— Многие, — говорит, — золото ищут, а ни у кого настоящего- понятия нет. В старых списках про это во всей тонкости показано. Владеет золотом престрашный змей, а зовут его Дайко. Кто у этого Дайка золотую шапку с головы собьёт, тот и будет золоту хозяин.
Глафира сперва не верит, посмеивается:
— Журавли-то с которого боку тут пришлись?
— Журавель, — отвечает, — в том деле большую силу имеет. В ту самую ночь, как журавли прилетят, змей Дайко ослабу в своей силе даёт. Тогда и глуши его тайным словом.
Глафира и давай спрашивать, что за тайное слово, коим змея глушат, и как до того змея добраться. У Звонца, конечно, на всё ответ готов.
— Надо, — объясняет, — в потаенном месте яму вырыть поглубже да в ней и дожидаться, когда журавли закурлыкают. Змей Дайко, как услышит журавлей, поползёт из земли их послушать. Весна, видишь, он и разнежится тоже. Приоденется для такого случаю. На голове большущий комок золота, вроде шапки али, скажем, венца, а по тулову опояски золотые, с каменьями. Под землёй Дайко ходит как рыба в воде, только через яму ему всё же поближе. Он тут и высунет голову. Человек, который в яме сидит, должен тут сказать самым тихим голосом:
«Подай-ко, Дайко, свой золотой венец да опояски!»
От того тихого слова змей Дайко очумеет, голову маленько сбочит, будто слушает да разобрать не может. Тут и хватай у него с головы золотой комок. Коли успеешь, ничего худого тебе змей не сделает, потому с шапкой силу потеряет и станет камень камнем, хоть кайлой долби.

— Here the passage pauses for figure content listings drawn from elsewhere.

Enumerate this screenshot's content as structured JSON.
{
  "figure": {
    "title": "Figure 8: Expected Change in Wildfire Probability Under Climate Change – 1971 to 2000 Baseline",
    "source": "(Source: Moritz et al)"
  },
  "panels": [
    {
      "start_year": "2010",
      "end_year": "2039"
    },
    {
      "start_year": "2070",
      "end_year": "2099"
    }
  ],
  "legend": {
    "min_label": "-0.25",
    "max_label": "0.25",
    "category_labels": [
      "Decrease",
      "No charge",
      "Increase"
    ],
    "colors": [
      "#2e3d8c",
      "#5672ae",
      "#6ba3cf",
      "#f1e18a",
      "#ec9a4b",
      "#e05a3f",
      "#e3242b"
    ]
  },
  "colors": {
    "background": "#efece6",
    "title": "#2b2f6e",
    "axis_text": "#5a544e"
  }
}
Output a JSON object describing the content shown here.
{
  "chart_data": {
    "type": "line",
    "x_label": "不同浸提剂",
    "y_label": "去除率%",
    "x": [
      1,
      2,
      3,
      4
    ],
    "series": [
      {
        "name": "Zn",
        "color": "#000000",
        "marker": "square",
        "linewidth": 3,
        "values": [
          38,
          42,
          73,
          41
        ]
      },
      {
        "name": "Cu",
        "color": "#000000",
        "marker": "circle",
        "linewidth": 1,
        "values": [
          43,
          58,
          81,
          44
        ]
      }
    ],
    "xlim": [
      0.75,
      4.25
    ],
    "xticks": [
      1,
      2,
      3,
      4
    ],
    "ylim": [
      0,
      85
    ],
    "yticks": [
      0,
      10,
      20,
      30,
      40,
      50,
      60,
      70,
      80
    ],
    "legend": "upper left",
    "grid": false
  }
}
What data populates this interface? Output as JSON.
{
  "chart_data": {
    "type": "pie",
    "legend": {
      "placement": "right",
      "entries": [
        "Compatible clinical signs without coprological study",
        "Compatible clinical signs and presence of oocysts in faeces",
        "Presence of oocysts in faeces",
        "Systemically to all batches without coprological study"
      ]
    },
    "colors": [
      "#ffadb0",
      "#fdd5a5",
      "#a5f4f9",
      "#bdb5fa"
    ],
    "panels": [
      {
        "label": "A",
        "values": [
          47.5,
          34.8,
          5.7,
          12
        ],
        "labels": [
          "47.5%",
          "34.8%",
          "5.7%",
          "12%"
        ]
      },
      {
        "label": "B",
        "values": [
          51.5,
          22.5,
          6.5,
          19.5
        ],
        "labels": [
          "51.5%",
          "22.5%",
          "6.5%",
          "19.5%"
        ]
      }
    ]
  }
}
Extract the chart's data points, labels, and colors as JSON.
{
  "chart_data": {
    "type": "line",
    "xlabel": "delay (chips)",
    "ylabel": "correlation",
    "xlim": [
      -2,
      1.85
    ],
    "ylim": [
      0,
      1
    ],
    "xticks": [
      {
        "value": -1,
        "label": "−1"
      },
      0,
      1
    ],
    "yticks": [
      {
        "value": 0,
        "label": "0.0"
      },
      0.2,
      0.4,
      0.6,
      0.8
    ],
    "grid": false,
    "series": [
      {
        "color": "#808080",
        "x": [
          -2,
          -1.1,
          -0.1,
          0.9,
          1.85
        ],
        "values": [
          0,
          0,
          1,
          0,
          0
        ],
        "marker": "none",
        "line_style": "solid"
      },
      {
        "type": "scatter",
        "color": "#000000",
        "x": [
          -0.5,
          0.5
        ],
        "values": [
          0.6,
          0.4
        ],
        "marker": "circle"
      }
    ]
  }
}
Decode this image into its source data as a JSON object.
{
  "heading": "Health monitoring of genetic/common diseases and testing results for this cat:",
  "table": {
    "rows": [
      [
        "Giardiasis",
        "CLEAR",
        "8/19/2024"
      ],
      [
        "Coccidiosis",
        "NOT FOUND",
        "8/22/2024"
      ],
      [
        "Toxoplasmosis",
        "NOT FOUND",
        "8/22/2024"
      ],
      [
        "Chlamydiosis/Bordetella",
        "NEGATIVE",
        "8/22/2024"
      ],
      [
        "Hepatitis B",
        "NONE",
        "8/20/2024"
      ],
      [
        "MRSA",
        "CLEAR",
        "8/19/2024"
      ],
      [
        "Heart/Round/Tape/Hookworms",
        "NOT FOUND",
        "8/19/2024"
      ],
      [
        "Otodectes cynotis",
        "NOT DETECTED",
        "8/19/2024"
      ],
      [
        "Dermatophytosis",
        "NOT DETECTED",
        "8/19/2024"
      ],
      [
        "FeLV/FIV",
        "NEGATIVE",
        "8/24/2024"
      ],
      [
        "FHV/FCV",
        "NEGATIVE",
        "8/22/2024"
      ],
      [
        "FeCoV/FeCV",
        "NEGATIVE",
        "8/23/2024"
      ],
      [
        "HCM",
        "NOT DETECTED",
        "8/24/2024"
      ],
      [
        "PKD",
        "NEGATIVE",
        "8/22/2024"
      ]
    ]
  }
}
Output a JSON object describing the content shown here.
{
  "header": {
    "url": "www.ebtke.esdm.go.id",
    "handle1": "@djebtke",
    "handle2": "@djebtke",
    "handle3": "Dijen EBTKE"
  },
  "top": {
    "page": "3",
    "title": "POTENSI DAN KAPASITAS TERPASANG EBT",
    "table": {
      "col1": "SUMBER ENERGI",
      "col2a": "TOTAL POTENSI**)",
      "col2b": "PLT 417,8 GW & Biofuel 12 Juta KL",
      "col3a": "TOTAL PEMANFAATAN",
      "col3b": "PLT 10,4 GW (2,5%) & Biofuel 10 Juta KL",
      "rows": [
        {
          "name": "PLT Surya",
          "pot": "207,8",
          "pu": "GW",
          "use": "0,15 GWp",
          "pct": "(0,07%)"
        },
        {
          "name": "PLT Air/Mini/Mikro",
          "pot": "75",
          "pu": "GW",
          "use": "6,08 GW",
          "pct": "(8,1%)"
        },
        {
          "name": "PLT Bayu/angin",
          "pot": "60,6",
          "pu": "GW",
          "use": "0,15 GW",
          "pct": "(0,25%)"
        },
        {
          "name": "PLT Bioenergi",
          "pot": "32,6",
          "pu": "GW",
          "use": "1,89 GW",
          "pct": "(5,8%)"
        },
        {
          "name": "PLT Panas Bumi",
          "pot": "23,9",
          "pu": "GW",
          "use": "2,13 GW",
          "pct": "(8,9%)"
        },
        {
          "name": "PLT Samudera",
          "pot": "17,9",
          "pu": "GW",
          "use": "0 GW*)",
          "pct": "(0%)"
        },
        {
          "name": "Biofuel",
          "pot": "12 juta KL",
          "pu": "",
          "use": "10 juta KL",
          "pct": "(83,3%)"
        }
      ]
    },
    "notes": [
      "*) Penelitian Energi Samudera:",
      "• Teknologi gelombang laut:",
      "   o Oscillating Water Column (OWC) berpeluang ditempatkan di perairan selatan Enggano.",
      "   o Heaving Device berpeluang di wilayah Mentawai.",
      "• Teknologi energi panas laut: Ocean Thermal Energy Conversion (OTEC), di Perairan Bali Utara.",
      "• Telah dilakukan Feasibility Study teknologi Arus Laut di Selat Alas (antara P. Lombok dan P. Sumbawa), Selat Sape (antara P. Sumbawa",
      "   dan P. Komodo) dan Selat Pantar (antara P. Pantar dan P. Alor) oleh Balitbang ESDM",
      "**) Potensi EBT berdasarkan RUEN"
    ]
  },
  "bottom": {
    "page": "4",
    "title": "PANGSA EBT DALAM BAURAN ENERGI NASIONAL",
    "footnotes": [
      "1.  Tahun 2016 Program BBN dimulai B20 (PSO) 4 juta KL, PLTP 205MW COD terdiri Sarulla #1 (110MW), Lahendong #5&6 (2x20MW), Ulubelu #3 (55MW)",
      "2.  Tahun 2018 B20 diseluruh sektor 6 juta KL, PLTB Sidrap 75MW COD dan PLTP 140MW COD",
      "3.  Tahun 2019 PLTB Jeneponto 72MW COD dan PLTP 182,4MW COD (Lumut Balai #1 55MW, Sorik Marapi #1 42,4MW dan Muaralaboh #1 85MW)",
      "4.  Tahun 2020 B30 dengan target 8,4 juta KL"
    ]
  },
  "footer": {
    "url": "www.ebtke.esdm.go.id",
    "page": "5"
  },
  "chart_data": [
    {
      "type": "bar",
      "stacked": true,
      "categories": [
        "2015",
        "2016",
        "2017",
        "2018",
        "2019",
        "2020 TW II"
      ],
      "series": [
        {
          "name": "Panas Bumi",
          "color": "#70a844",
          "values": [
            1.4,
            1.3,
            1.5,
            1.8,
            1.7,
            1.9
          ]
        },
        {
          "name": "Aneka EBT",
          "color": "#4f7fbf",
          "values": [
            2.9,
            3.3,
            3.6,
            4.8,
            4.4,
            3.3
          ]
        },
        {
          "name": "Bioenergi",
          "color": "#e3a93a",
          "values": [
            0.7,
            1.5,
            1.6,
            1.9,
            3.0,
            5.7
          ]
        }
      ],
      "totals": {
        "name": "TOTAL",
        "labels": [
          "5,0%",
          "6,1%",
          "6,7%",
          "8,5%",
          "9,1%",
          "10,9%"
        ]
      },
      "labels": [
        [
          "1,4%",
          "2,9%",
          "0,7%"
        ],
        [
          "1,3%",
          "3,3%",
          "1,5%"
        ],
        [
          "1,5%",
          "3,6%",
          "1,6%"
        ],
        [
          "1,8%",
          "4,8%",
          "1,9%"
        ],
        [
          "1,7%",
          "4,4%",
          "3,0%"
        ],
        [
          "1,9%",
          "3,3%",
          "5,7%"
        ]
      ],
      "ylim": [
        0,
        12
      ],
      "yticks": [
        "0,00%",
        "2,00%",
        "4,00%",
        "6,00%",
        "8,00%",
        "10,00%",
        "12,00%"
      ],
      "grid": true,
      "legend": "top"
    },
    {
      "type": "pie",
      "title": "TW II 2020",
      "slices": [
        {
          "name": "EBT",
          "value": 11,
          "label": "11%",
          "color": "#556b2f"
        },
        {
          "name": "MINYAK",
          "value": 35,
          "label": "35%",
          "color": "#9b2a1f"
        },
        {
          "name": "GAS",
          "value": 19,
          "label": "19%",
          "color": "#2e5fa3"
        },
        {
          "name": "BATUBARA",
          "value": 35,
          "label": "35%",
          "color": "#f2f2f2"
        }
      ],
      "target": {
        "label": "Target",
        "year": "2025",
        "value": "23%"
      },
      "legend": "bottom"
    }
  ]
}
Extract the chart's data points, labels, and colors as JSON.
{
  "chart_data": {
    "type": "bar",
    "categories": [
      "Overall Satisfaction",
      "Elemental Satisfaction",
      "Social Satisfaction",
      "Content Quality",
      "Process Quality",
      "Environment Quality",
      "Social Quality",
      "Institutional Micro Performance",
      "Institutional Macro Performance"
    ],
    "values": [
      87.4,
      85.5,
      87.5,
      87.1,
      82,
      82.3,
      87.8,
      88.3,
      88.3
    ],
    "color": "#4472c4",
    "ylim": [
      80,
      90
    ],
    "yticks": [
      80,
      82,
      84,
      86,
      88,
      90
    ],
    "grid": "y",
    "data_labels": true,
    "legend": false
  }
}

А коли оплошаешь да змей на тебя поглядит, сам камнем станешь.
Глафира посомневалась:
— Такое дело и удалому по грудки, а тебе выше головы.
Ну, Звонец недаром так назывался. Оболтал-таки жену, поверила, а про себя думает: заставлю испытать на деле. Вот и начала донимать Вавилу, чтоб поскорее яму в потаенном месте сготовил. Тот стал отговорки всякие придумывать: «время не подошло, земля не оттаяла».
Только Глафира не отступает, за ворот взяла:
— Пойдём выбирать место!
Вавило ещё отговорку нашёл: днём нельзя — скитники увидят, а ночами какая работа в эту пору, коли волков сила.
Глафира своё твердит:
— Огонь на что? Разведёшь — не подступят волки.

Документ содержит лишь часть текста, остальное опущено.